Survivorship Bias

Beberapa hari yang lalu, saya menemui suatu istilah yang dinamakan “survivorship bias” di media sosial. Biasanya juga ditemani gambar atau ilustrasi pesawat seperti di bawah

image hostJuga biasanya disertai narasi yang kurang lebih seperti ini:
“Sebuah pesawat pada masa perang dunia kembali ke markas/pangkalan militer dengan bekas tembakan di bagian tersebut…”. Saya pun dulu sempat berpikir, berarti bagian yang tertembak itulah yang harus diperkuat di pesawat lainnya.

Ternyata, konsep berpikir seperti ini bisa jadi salah. Karena, mungkin saja pada pesawat lain yang tidak kembali ke markas tertembak pada bagian lain yang tidak ditandai pada gambar pesawat tersebut. Artinya, pesawat yang kembali ke markas dapat selamat mungkin saja karena tidak terkena tembakan di bagian yang vital, misalkan pada kokpit.

Hal seperti ini yang dinamakan survivorship bias. Singkatnya, hanya terfokus pada hal-hal yang telah lolos seleksi dan mungkin mengabaikan hal lain yang tidak lolos.

Misalnya, melihat kesuksesan beberapa tokoh seperti pendiri dan pimpinan dari beberapa perusahaan besar yang tidak lulus kuliah atau drop out, seperti Bill Gates, Zuckerberg, Steve Jobs, dan lainnya. Kisah mereka seringkali menjadi bahan motivasi untuk masyarakat. Memang banyak poin yang dapat diambil dan dipelajari.

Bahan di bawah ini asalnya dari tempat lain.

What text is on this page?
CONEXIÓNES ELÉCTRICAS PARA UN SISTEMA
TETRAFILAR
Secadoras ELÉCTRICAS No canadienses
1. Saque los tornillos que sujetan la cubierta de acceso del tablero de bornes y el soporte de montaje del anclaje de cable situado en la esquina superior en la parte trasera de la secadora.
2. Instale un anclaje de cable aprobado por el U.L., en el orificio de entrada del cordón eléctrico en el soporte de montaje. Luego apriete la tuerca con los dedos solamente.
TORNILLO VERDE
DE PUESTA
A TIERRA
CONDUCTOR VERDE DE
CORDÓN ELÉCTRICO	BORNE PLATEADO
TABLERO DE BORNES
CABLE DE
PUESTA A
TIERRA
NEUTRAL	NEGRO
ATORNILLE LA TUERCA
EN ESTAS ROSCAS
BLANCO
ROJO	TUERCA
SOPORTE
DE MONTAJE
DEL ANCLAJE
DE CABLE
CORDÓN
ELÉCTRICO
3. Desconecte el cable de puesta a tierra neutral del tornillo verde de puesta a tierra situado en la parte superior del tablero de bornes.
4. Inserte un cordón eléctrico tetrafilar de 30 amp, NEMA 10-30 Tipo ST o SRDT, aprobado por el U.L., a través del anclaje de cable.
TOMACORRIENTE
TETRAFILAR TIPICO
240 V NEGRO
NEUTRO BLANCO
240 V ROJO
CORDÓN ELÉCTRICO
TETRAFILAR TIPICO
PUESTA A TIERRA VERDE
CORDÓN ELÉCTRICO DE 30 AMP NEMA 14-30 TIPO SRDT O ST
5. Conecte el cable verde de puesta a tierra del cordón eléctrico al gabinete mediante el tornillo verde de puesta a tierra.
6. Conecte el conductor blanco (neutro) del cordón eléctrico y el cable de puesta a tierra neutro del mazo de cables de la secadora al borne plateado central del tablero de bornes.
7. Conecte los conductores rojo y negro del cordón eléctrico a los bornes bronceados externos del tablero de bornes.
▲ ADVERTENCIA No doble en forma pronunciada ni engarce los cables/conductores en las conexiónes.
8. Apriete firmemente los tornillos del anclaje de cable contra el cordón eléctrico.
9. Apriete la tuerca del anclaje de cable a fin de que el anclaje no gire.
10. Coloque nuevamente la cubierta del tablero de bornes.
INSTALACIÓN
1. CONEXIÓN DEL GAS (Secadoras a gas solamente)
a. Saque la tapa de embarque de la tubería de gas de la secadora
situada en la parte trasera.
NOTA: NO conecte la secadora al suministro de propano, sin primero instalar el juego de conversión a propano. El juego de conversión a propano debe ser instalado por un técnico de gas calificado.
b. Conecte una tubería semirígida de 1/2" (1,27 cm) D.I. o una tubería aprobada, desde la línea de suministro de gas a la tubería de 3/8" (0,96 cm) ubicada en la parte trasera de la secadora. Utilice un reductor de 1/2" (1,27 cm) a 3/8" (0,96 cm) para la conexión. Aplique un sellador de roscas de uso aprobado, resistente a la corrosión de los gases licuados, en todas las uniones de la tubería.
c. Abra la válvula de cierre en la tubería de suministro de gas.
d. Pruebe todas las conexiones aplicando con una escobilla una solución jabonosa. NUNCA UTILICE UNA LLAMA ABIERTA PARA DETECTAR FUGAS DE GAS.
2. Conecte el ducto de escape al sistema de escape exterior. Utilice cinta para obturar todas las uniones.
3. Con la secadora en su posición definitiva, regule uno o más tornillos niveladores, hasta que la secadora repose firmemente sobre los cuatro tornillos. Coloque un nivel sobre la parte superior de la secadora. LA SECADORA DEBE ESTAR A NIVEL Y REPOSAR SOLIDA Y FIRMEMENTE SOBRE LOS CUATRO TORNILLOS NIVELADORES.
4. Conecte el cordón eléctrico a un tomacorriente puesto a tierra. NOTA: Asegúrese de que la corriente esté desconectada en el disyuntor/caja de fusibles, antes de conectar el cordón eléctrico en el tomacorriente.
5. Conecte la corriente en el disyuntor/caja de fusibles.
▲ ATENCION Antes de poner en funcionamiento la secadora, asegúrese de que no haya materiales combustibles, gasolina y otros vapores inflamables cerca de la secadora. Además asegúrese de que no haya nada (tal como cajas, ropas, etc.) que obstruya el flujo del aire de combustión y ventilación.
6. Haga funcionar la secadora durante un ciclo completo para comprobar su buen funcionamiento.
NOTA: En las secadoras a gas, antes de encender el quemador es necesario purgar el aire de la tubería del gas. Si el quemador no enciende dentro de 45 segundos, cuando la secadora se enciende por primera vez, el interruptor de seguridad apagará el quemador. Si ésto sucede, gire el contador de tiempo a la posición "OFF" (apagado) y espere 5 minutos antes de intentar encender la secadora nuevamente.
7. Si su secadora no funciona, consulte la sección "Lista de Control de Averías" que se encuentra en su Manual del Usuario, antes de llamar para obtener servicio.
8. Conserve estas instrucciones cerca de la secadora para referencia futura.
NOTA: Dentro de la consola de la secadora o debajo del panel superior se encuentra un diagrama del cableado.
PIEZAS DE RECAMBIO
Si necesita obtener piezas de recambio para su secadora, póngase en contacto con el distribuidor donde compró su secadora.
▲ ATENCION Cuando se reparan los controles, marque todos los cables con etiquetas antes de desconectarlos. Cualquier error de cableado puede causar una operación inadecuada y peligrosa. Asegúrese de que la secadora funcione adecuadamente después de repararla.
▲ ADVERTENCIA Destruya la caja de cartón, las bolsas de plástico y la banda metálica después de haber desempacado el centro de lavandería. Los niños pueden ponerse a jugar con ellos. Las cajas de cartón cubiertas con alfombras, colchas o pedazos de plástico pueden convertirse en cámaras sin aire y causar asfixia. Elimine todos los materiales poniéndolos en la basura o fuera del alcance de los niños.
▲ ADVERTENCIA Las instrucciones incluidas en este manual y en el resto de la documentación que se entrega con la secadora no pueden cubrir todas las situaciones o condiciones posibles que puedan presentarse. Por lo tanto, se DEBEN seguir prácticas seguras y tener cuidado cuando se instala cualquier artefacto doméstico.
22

Tapi mungkin kita hanya fokus ke aspek “drop out“-nya saja. “Wah mereka aja gak kuliah/keluar tapi bisa sukses”. Ya mereka memang sukses dan tidak menyelesaikan kuliahnya waktu itu. Namun, perlu diingat mereka dikeluarkan atau berhenti dari kampus ternama. Misalnya Zuckerberg berhenti dari kampus Harvard, dimana saat ini Harvard adalah Universitas #4 menurut data QS World University Rankings . Yang mana untuk dapat masuk ke universitas tersebut tentu bukanlah hal yang dapat dilakukan kebanyakan orang.

Mereka juga drop out mungkin karena ingin mengejar “kesempatan” untuk lebih fokus mengembangkan bisnis yang mereka buat, bukan berarti mereka kurang dalam hal akademik.

Dan juga mungkin ada privilege lain yang mereka miliki. Misalnya kondisi ekonomi yang memadai, akses ke teknologi dan berbagai resources, koneksi atau relasi, dan lainnya.

Namun, tidak semua yang drop out dari kampus ternama memiliki nasib yang sama dengan para founder/CEO tersebut. Mereka yang tidak berhasil mungkin mendapatkan tantangan lain yang mereka hadapi. Kisah mereka yang sukses walaupun drop out bukanlah generalisasi atau gambaran penuh dari individu yang drop out. Apalagi “ugal-ugalan” seperti “ah gue keluar kuliah aja, ngapain. Zuckerberg aja drop out tapi sukses”.

Pendidikan juga merupakan faktor penting. Kalau ada kesempatan untuk menempuh pendidikan yang lebih tinggi atau lebih baik, ambil. Nilai di perkuliahan, IPK, dan gelar memang bukan menjamin kesuksesan di masa depan. Apalagi kalau tidak memilikinya, kesempatan mendapat kehidupan atau pekerjaan yang lebih baik sepertinya akan lebih kecil.

Sempet viral tuh beberapa bulan yang lalu di media sosial, tentang ada yang bilang “kuliah itu pengangguran dengan gaya” ataupun hal lain yang seolah “mendiskreditkan” atau “meremehkan” pendidikan tinggi (perkuliahan). Saya sendiri join di grup FB anak-anak kuliah (KKN – Keluh Kesah Ngampus) dan hadirnya ujaran seperti ini pun ibarat menyulut/triggering” mereka yang susah-susah berkuliah. Ada juga yang beropini “itu mah coping mechanism dari mereka yang tidak berkuliah, jadinya seolah meremehkan orang-orang yang berkuliah”. Banyak komentar lain juga yang saya temui.

Yaa semoga saja di masa depan lebih banyak lagi masyarakat Indonesia yang dapat merasakan bangku perkuliahan dan bisa bikin Indonesia lebih baik lagi.